Aufgedruckt sind Sprüche in fetten schwarzen Blockbuchstaben wie dieser: „JE ne SUIS pas DONALD“. Unwillkürlich stieg ich auf die Bremse und vom Fahrrad ab, um auch die kleinere Unterschrift zu lesen, die besagte: „Weltweit findet eine zunehmende Infantilisierung der Volksvertreter statt. Eine souveräne Demokratie braucht eine starke Beteiligung erwachsener Bürger. Das ist Deine Chance!“ Passanten hatten, inspiriert von dem Appell, kein Donald (Trump) zu sein, mehr oder weniger Vergnügliches hinzugekritzelt.

Ob Alt-68er oder junge Kreative hinter der subversiven Plakataktion in meinem sonst so gediegenen Charlottenburg stecken, habe ich noch nicht herausgekriegt. Aber bei der Recherche stieß ich auf nebenan.de und dort wiederum unter den derzeit 4176 Nutzern in fußläufiger Nachbarschaft auf „das-litfass-ist-voll“-Sympathisanten. Bingo! Denkt global, agiert lokal. Das kann ja noch was werden.

In Berlin, wo auch die Zentrale mit vierzig Mitarbeitern sitzt, sollen bereits an die 200 000 Bewohner im Nebenan-Netzwerk aktiv sein. Deutschlandweit sind es bald eine Million. Auch die Hessen sind gut mit dabei. Das Konzept, angelehnt an die amerikanische Internetplattform nextdoor.com, scheint im Großstadtdschungel wie in einsamen Dörfern und öden Ortschaften, in denen das letzte Café zugemacht hat, zu funktionieren. Privatnutzer machen umsonst mit, Förderer zahlen einen Euro monatlich, ortansässige Gewerbetreibende wie der Bäcker an der Ecke steuern Gelder für Anzeigen bei.

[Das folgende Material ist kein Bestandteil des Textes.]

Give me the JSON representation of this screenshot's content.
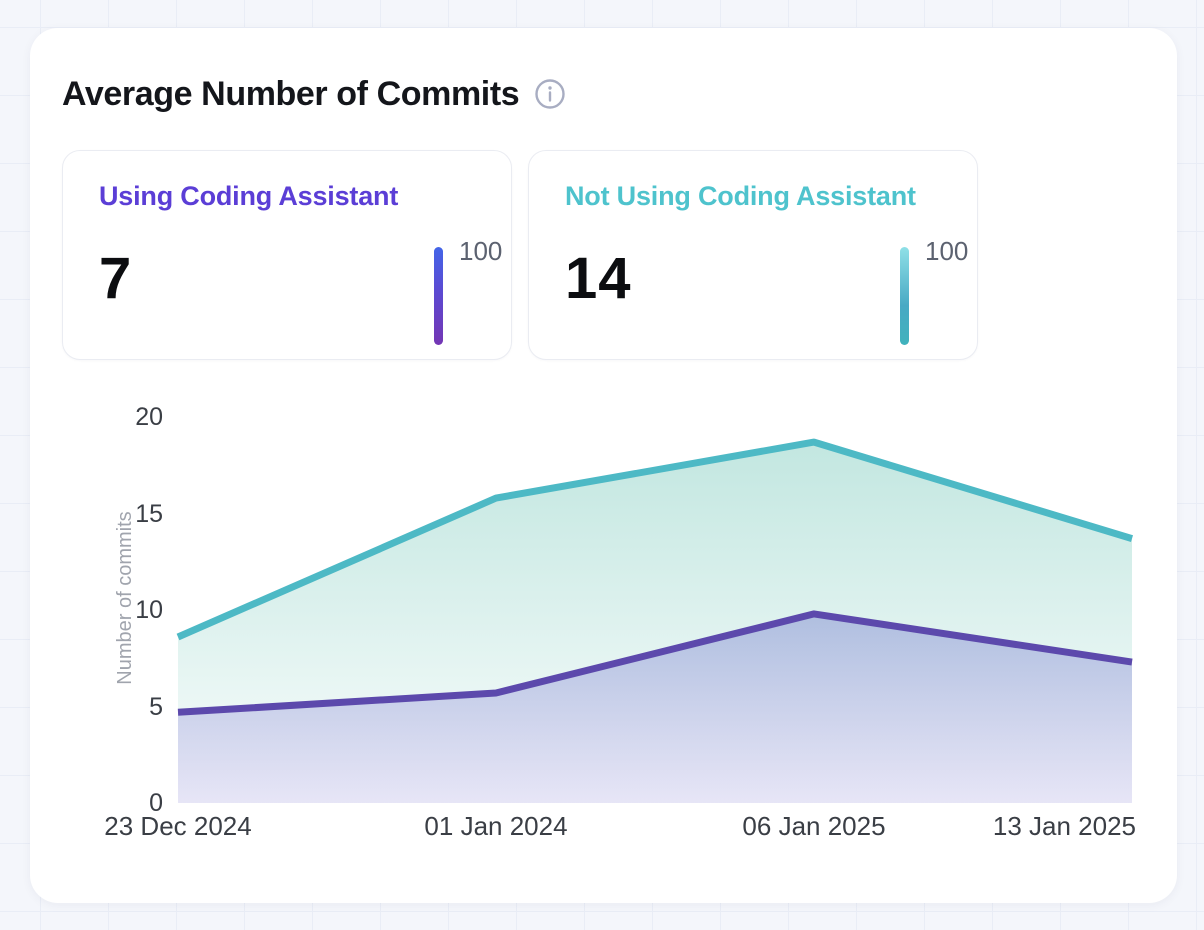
{
  "panel": {
    "title": "Average Number of Commits"
  },
  "stats": [
    {
      "label": "Using Coding Assistant",
      "value": "7",
      "scale_max": "100",
      "label_color": "#5b3ed6",
      "bar_gradient": [
        "#4365e8",
        "#7436b4"
      ]
    },
    {
      "label": "Not Using Coding Assistant",
      "value": "14",
      "scale_max": "100",
      "label_color": "#4ec3cd",
      "bar_gradient": [
        "#8fe0e7",
        "#40b2bc"
      ]
    }
  ],
  "chart_data": {
    "type": "area",
    "title": "Average Number of Commits",
    "categories": [
      "23 Dec 2024",
      "01 Jan 2024",
      "06 Jan 2025",
      "13 Jan 2025"
    ],
    "series": [
      {
        "name": "Not Using Coding Assistant",
        "color": "#4db9c5",
        "values": [
          8.6,
          15.8,
          18.7,
          13.7
        ]
      },
      {
        "name": "Using Coding Assistant",
        "color": "#5c49ac",
        "values": [
          4.7,
          5.7,
          9.8,
          7.3
        ]
      }
    ],
    "xlabel": "",
    "ylabel": "Number of commits",
    "yticks": [
      0,
      5,
      10,
      15,
      20
    ],
    "ylim": [
      0,
      20
    ],
    "grid": false,
    "legend_position": "none"
  }
}
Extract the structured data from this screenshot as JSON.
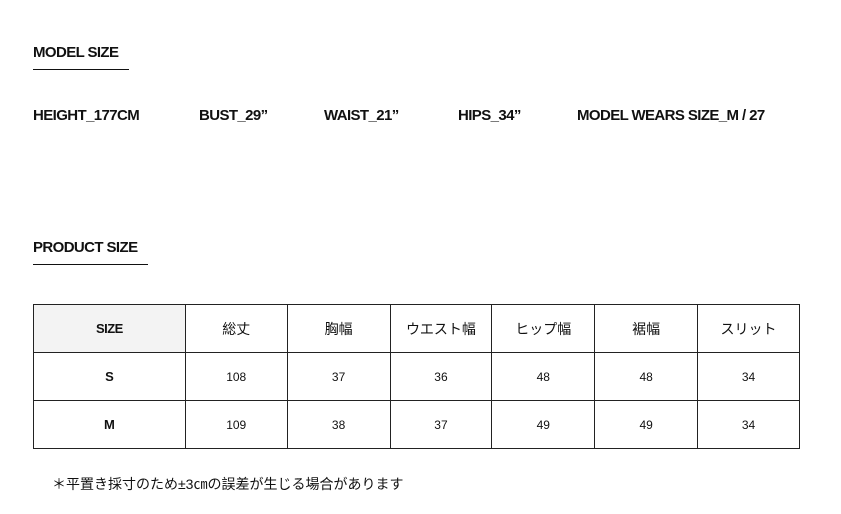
{
  "model_size": {
    "title": "MODEL SIZE",
    "stats": [
      "HEIGHT_177CM",
      "BUST_29”",
      "WAIST_21”",
      "HIPS_34”",
      "MODEL WEARS SIZE_M / 27"
    ]
  },
  "product_size": {
    "title": "PRODUCT SIZE",
    "headers": [
      "SIZE",
      "総丈",
      "胸幅",
      "ウエスト幅",
      "ヒップ幅",
      "裾幅",
      "スリット"
    ],
    "rows": [
      [
        "S",
        "108",
        "37",
        "36",
        "48",
        "48",
        "34"
      ],
      [
        "M",
        "109",
        "38",
        "37",
        "49",
        "49",
        "34"
      ]
    ],
    "header_bg": "#f3f3f3"
  },
  "note": "＊平置き採寸のため±3㎝の誤差が生じる場合があります"
}
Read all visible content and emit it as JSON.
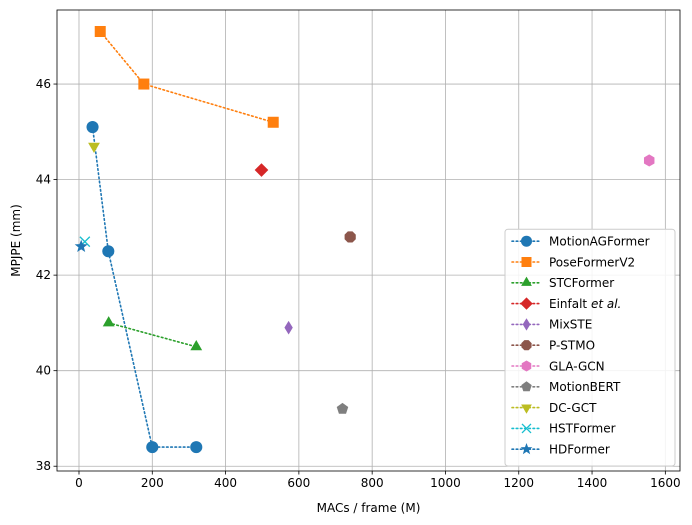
{
  "chart_data": {
    "type": "scatter",
    "xlabel": "MACs / frame (M)",
    "ylabel": "MPJPE (mm)",
    "xlim": [
      -60,
      1640
    ],
    "ylim": [
      37.9,
      47.55
    ],
    "xticks": [
      0,
      200,
      400,
      600,
      800,
      1000,
      1200,
      1400,
      1600
    ],
    "yticks": [
      38,
      40,
      42,
      44,
      46
    ],
    "grid": true,
    "legend_position": "bottom-right",
    "series": [
      {
        "name": "MotionAGFormer",
        "name_suffix": "",
        "color": "#1f77b4",
        "marker": "circle",
        "linestyle": "dotted",
        "points": [
          [
            37,
            45.1
          ],
          [
            80,
            42.5
          ],
          [
            200,
            38.4
          ],
          [
            320,
            38.4
          ]
        ]
      },
      {
        "name": "PoseFormerV2",
        "name_suffix": "",
        "color": "#ff7f0e",
        "marker": "square",
        "linestyle": "dotted",
        "points": [
          [
            58,
            47.1
          ],
          [
            177,
            46.0
          ],
          [
            530,
            45.2
          ]
        ]
      },
      {
        "name": "STCFormer",
        "name_suffix": "",
        "color": "#2ca02c",
        "marker": "triangle-up",
        "linestyle": "dotted",
        "points": [
          [
            81,
            41.0
          ],
          [
            320,
            40.5
          ]
        ]
      },
      {
        "name": "Einfalt ",
        "name_suffix": "et al.",
        "color": "#d62728",
        "marker": "diamond",
        "linestyle": "dotted",
        "points": [
          [
            498,
            44.2
          ]
        ]
      },
      {
        "name": "MixSTE",
        "name_suffix": "",
        "color": "#9467bd",
        "marker": "thin-diamond",
        "linestyle": "dotted",
        "points": [
          [
            572,
            40.9
          ]
        ]
      },
      {
        "name": "P-STMO",
        "name_suffix": "",
        "color": "#8c564b",
        "marker": "octagon",
        "linestyle": "dotted",
        "points": [
          [
            740,
            42.8
          ]
        ]
      },
      {
        "name": "GLA-GCN",
        "name_suffix": "",
        "color": "#e377c2",
        "marker": "hexagon",
        "linestyle": "dotted",
        "points": [
          [
            1556,
            44.4
          ]
        ]
      },
      {
        "name": "MotionBERT",
        "name_suffix": "",
        "color": "#7f7f7f",
        "marker": "pentagon",
        "linestyle": "dotted",
        "points": [
          [
            719,
            39.2
          ]
        ]
      },
      {
        "name": "DC-GCT",
        "name_suffix": "",
        "color": "#bcbd22",
        "marker": "triangle-down",
        "linestyle": "dotted",
        "points": [
          [
            41,
            44.7
          ]
        ]
      },
      {
        "name": "HSTFormer",
        "name_suffix": "",
        "color": "#17becf",
        "marker": "x",
        "linestyle": "dotted",
        "points": [
          [
            16,
            42.7
          ]
        ]
      },
      {
        "name": "HDFormer",
        "name_suffix": "",
        "color": "#1f77b4",
        "marker": "star",
        "linestyle": "dotted",
        "points": [
          [
            6,
            42.6
          ]
        ]
      }
    ]
  }
}
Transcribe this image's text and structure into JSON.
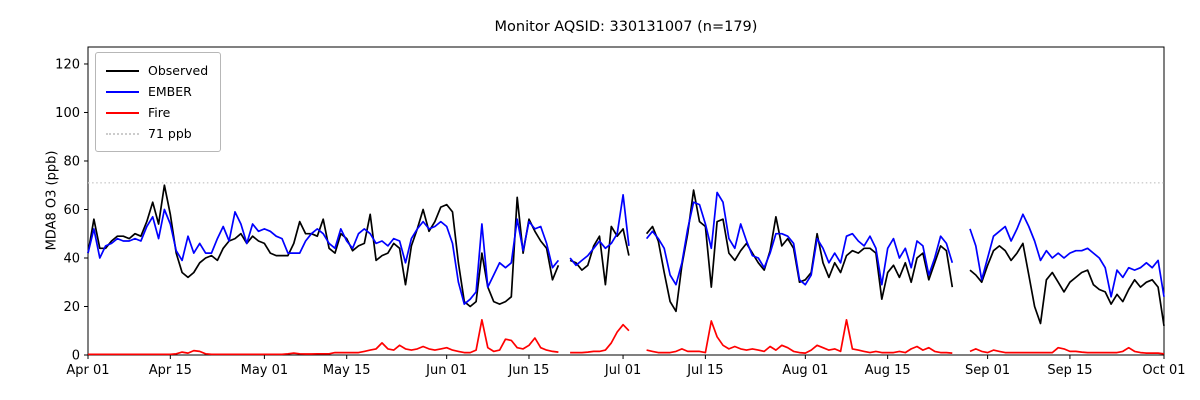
{
  "window": {
    "kind": "matplotlib-figure"
  },
  "chart_data": {
    "type": "line",
    "title": "Monitor AQSID: 330131007 (n=179)",
    "xlabel": "",
    "ylabel": "MDA8 O3 (ppb)",
    "ylim": [
      0,
      127
    ],
    "yticks": [
      0,
      20,
      40,
      60,
      80,
      100,
      120
    ],
    "n_days": 184,
    "x_start": "Apr 01",
    "x_end": "Oct 01",
    "xtick_days": [
      0,
      14,
      30,
      44,
      61,
      75,
      91,
      105,
      122,
      136,
      153,
      167,
      183
    ],
    "xtick_labels": [
      "Apr 01",
      "Apr 15",
      "May 01",
      "May 15",
      "Jun 01",
      "Jun 15",
      "Jul 01",
      "Jul 15",
      "Aug 01",
      "Aug 15",
      "Sep 01",
      "Sep 15",
      "Oct 01"
    ],
    "legend_position": "upper left",
    "grid": false,
    "reference_line": {
      "label": "71 ppb",
      "value": 71,
      "style": "dotted",
      "color": "#cccccc"
    },
    "series": [
      {
        "name": "Observed",
        "color": "#000000",
        "values": [
          42,
          56,
          44,
          44,
          47,
          49,
          49,
          48,
          50,
          49,
          55,
          63,
          54,
          70,
          58,
          42,
          34,
          32,
          34,
          38,
          40,
          41,
          39,
          44,
          47,
          48,
          50,
          46,
          49,
          47,
          46,
          42,
          41,
          41,
          41,
          46,
          55,
          50,
          50,
          49,
          56,
          44,
          42,
          50,
          48,
          43,
          45,
          46,
          58,
          39,
          41,
          42,
          46,
          44,
          29,
          45,
          52,
          60,
          51,
          55,
          61,
          62,
          59,
          38,
          22,
          20,
          22,
          42,
          28,
          22,
          21,
          22,
          24,
          65,
          42,
          56,
          51,
          47,
          44,
          31,
          37,
          null,
          39,
          38,
          35,
          37,
          45,
          49,
          29,
          53,
          49,
          52,
          41,
          null,
          null,
          50,
          53,
          47,
          34,
          22,
          18,
          37,
          50,
          68,
          55,
          53,
          28,
          55,
          56,
          42,
          39,
          43,
          46,
          42,
          38,
          35,
          43,
          57,
          45,
          48,
          44,
          30,
          31,
          34,
          50,
          38,
          32,
          38,
          34,
          41,
          43,
          42,
          44,
          44,
          42,
          23,
          34,
          37,
          32,
          38,
          30,
          40,
          42,
          31,
          38,
          45,
          43,
          28,
          null,
          null,
          35,
          33,
          30,
          37,
          43,
          45,
          43,
          39,
          42,
          46,
          33,
          20,
          13,
          31,
          34,
          30,
          26,
          30,
          32,
          34,
          35,
          29,
          27,
          26,
          21,
          25,
          22,
          27,
          31,
          28,
          30,
          31,
          28,
          12
        ]
      },
      {
        "name": "EMBER",
        "color": "#0000ff",
        "values": [
          42,
          52,
          40,
          45,
          46,
          48,
          47,
          47,
          48,
          47,
          53,
          57,
          48,
          60,
          54,
          43,
          39,
          49,
          42,
          46,
          42,
          42,
          48,
          53,
          47,
          59,
          54,
          46,
          54,
          51,
          52,
          51,
          49,
          48,
          42,
          42,
          42,
          47,
          50,
          52,
          50,
          46,
          44,
          52,
          47,
          44,
          50,
          52,
          50,
          46,
          47,
          45,
          48,
          47,
          38,
          48,
          52,
          55,
          52,
          53,
          55,
          53,
          46,
          30,
          21,
          23,
          26,
          54,
          28,
          33,
          38,
          36,
          38,
          56,
          43,
          55,
          52,
          53,
          46,
          36,
          39,
          null,
          40,
          37,
          39,
          41,
          44,
          47,
          44,
          46,
          50,
          66,
          45,
          null,
          null,
          48,
          51,
          48,
          44,
          33,
          29,
          38,
          52,
          63,
          62,
          54,
          44,
          67,
          63,
          48,
          44,
          54,
          47,
          41,
          40,
          36,
          42,
          50,
          50,
          49,
          46,
          31,
          29,
          33,
          48,
          44,
          38,
          42,
          38,
          49,
          50,
          47,
          45,
          49,
          44,
          29,
          44,
          48,
          40,
          44,
          36,
          47,
          45,
          33,
          40,
          49,
          46,
          38,
          null,
          null,
          52,
          45,
          31,
          40,
          49,
          51,
          53,
          47,
          52,
          58,
          53,
          47,
          39,
          43,
          40,
          42,
          40,
          42,
          43,
          43,
          44,
          42,
          40,
          36,
          24,
          35,
          32,
          36,
          35,
          36,
          38,
          36,
          39,
          24
        ]
      },
      {
        "name": "Fire",
        "color": "#ff0000",
        "values": [
          0.3,
          0.3,
          0.3,
          0.3,
          0.3,
          0.3,
          0.3,
          0.3,
          0.3,
          0.3,
          0.3,
          0.3,
          0.3,
          0.3,
          0.3,
          0.5,
          1.2,
          0.8,
          1.8,
          1.5,
          0.5,
          0.3,
          0.3,
          0.3,
          0.3,
          0.3,
          0.3,
          0.3,
          0.3,
          0.3,
          0.3,
          0.3,
          0.3,
          0.3,
          0.5,
          0.8,
          0.5,
          0.4,
          0.4,
          0.5,
          0.5,
          0.5,
          1,
          1,
          1,
          1,
          1,
          1.5,
          2,
          2.5,
          5,
          2.5,
          2,
          4,
          2.5,
          2,
          2.5,
          3.5,
          2.5,
          2,
          2.5,
          3,
          2,
          1.5,
          1,
          1,
          2,
          14.5,
          3,
          1.5,
          2,
          6.5,
          6,
          3,
          2.5,
          4,
          7,
          3,
          2,
          1.5,
          1.2,
          null,
          1,
          1,
          1,
          1.2,
          1.5,
          1.5,
          2,
          5,
          9.5,
          12.5,
          10,
          null,
          null,
          2,
          1.5,
          1,
          1,
          1,
          1.5,
          2.5,
          1.5,
          1.5,
          1.5,
          1,
          14,
          7.5,
          4,
          2.5,
          3.5,
          2.5,
          2,
          2.5,
          2,
          1.5,
          3.5,
          2,
          4,
          3,
          1.5,
          1,
          0.8,
          2,
          4,
          3,
          2,
          2.5,
          1.5,
          14.5,
          2.5,
          2,
          1.5,
          1,
          1.5,
          1,
          1,
          1,
          1.5,
          1,
          2.5,
          3.5,
          2,
          3,
          1.5,
          1,
          1,
          0.8,
          null,
          null,
          1.5,
          2.5,
          1.5,
          1,
          2,
          1.5,
          1,
          1,
          1,
          1,
          1,
          1,
          1,
          1,
          1,
          3,
          2.5,
          1.5,
          1.5,
          1.2,
          1,
          1,
          1,
          1,
          1,
          1,
          1.5,
          3,
          1.5,
          1,
          0.8,
          0.8,
          0.8,
          0.5
        ]
      }
    ]
  }
}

Klingt ein wenig zu sehr nach schöner, neuer, heiler Welt? Zumindest belegen Studien, dass Nachbarschaften, die sich kennen, sicherer sind. Und so zieht das Graswurzelprojekt, das am kommenden Freitag, dem Tag der Nachbarn, bundesweit 2500 Stadtteilfeste organisiert, seine Kreise. Schauen Sie doch mal bei Nebenan vorbei.